Six years after buying a portion of the land that used to be Milford Manor, a Brampton-based developer won a lawsuit against the Township of Muskoka Lakes, which allegedly began with inaccurate zoning information.
Alan Furbacher, president of Correct Group, said they tried to settle things amicably with the township outside the courtroom.
“We’re hoping that the settlement will result in good resumed relations with the municipality because prior to this happening we had no issues with the municipality,” Furbacher said.
Currently the developer has no other projects in Muskoka Lakes.
The company, a numbered Ontario company and an affiliate of Correct Group, allegedly planned to improve the nine-hole golf course, as well as create a high-end resort/cottage development on the land, only to find out the zoning, which had been changed a few years earlier, no longer allowed for that kind of development.
The zoning change was requested by the former owner, but never accurately recorded in the township’s schedules.
“It was a long saga and I’m kind of glad it’s come to an end,” Furbacher said.
The settlement cost Muskoka Lakes $1.2 million to pay for damages, plus another $400,000 to buy 21.56 acres of the land. The land acquisition is part of a global legal settlement.

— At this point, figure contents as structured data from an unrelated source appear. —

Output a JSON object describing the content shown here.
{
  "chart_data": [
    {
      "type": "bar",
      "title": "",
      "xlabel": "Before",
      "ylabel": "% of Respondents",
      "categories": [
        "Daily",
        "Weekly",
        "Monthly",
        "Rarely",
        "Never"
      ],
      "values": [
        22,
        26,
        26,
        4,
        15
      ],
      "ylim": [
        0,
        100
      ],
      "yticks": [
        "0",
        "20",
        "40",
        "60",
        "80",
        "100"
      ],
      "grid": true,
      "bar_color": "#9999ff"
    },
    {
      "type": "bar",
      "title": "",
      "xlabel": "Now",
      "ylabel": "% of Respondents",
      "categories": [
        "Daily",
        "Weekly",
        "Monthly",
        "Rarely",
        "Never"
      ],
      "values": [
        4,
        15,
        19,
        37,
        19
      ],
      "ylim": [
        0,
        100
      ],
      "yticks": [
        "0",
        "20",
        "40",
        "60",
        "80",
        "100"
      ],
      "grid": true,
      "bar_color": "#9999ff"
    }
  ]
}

Muskoka Lakes treasurer Steve Rettie said the money to cover the settlement was accrued in 2011 under “legal - other” in the planning department budget and in a $600,000 purchase for parkland.
Muskoka Lakes now owns most of the golf course except the fourth hole and part of the fifth hole.

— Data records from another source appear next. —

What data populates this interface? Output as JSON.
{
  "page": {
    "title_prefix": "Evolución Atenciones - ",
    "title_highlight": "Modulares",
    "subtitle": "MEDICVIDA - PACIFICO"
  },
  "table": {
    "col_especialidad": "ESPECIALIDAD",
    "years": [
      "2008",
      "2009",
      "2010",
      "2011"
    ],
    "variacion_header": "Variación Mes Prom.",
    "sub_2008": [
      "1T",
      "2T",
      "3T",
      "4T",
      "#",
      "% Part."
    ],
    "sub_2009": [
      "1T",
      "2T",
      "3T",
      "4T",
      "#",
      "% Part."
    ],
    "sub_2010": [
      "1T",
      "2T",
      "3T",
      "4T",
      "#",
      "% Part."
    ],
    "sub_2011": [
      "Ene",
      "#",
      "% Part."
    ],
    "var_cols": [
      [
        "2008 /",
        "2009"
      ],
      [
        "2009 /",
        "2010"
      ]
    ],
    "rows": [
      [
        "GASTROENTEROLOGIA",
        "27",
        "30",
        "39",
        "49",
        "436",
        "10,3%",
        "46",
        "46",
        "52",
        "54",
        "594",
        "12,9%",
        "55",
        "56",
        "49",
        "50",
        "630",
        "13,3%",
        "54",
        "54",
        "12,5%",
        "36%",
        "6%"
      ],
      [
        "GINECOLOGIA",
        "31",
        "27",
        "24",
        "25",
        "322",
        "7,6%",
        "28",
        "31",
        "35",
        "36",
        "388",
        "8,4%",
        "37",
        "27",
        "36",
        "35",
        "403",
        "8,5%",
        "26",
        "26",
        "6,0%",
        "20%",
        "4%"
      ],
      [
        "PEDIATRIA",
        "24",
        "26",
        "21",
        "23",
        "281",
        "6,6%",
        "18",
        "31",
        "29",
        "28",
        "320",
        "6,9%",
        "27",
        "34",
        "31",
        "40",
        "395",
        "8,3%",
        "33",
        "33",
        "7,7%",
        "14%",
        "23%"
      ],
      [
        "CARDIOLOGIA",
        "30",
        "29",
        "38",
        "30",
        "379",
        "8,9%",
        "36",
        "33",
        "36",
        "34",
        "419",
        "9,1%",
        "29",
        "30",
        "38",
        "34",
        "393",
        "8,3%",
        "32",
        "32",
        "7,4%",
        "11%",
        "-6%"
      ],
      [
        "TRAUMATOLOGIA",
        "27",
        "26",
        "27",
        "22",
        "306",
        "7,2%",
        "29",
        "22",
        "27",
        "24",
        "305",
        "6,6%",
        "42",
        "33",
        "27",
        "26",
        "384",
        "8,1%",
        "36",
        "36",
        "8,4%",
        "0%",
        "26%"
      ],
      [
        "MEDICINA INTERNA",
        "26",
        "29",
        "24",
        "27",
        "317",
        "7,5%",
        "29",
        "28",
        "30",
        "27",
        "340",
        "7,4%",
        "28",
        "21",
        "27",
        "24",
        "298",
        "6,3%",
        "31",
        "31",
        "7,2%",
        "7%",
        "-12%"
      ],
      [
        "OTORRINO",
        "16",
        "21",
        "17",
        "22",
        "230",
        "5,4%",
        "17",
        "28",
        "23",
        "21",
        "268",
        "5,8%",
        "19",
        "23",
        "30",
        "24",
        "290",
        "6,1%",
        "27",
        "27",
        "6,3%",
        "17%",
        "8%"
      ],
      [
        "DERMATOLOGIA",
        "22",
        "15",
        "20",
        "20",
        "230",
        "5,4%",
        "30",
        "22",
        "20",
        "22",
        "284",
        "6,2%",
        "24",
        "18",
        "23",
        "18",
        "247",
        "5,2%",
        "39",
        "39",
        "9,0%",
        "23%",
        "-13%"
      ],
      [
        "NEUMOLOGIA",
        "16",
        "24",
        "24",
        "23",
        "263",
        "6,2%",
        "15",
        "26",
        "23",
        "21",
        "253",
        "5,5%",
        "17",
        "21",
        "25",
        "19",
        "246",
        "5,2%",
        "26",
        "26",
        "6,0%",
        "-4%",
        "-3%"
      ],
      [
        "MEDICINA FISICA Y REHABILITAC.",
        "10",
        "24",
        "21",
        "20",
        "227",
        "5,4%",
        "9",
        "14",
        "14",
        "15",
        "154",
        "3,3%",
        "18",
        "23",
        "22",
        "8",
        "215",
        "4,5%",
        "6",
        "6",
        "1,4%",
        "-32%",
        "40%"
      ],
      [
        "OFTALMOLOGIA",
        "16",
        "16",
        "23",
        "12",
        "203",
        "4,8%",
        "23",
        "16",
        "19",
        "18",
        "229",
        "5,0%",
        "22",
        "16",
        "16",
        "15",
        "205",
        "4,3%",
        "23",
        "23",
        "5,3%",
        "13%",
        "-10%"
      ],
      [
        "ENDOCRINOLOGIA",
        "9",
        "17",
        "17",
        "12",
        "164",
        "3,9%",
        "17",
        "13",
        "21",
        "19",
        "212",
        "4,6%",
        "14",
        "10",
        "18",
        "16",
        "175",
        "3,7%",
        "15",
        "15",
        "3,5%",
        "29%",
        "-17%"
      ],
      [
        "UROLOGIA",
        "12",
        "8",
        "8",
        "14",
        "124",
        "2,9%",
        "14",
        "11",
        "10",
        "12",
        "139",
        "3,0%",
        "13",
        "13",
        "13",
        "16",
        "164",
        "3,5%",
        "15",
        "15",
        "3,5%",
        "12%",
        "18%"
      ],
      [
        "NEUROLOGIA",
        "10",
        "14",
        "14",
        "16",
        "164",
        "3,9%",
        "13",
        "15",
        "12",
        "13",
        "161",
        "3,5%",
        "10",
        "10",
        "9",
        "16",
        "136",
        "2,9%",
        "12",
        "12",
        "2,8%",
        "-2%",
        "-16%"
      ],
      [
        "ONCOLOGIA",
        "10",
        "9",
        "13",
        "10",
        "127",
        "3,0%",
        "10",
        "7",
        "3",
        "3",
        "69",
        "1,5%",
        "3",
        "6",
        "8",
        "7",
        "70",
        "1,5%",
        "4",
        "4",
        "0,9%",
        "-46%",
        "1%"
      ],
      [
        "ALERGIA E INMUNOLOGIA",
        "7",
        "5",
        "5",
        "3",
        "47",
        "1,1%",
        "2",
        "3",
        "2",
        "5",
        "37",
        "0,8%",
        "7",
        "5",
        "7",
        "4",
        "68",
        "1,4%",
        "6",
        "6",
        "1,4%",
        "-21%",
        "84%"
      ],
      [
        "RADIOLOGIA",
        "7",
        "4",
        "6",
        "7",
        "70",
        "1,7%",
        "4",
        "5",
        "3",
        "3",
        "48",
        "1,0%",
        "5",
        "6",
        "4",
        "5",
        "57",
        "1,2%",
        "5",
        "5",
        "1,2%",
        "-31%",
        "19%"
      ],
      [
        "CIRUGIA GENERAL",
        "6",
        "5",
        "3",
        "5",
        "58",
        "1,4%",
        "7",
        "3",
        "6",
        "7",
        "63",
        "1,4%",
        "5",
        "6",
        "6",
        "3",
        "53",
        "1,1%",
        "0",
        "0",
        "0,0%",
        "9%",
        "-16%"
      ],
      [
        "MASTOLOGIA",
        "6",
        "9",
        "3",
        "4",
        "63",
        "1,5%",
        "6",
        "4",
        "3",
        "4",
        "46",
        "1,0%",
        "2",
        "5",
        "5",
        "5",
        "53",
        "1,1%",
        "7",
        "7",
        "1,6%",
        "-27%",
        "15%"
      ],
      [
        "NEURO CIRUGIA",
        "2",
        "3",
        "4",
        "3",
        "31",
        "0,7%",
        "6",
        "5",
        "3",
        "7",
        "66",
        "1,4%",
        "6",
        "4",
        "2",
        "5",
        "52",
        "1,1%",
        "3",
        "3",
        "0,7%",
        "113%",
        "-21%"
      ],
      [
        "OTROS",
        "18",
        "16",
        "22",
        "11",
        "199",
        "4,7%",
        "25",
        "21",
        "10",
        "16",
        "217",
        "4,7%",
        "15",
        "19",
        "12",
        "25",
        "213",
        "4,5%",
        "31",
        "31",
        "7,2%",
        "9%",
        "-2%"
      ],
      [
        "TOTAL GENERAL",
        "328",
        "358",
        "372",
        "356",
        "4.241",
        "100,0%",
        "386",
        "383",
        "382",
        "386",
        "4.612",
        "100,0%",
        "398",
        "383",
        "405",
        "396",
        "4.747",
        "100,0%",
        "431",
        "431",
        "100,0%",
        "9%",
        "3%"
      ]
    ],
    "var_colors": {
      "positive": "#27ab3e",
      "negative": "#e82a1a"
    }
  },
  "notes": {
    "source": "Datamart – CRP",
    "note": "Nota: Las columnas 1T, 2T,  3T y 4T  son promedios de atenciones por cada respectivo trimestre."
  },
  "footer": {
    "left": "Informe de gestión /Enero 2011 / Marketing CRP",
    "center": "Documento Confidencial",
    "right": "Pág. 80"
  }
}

Muskoka Lakes CAO Walt Schmid said staff has reconfigured the golf course and installed a new green, so it is back to an operational nine-hole golf course.
Schmid is currently compiling reports to present to council next week on their options of what to do with the land.
“My recommendation to council will be take the time to get some public input and look at this in the long term,” said Schmid.
He suggests the township keeps the golf course running this year while they look into things.
The property still owned by the developer affecting the fourth and fifth holes is residentially zoned waterfront property.
“They can have a dwelling on that property, like any other property on Milford Bay, basically on the waterfront and subject to certain setbacks and coverage,” said Steve Fahner, director of planning for the township.
Furbacher did not say why the company kept that portion of the land, but said they don’t have any plans for the property at this time.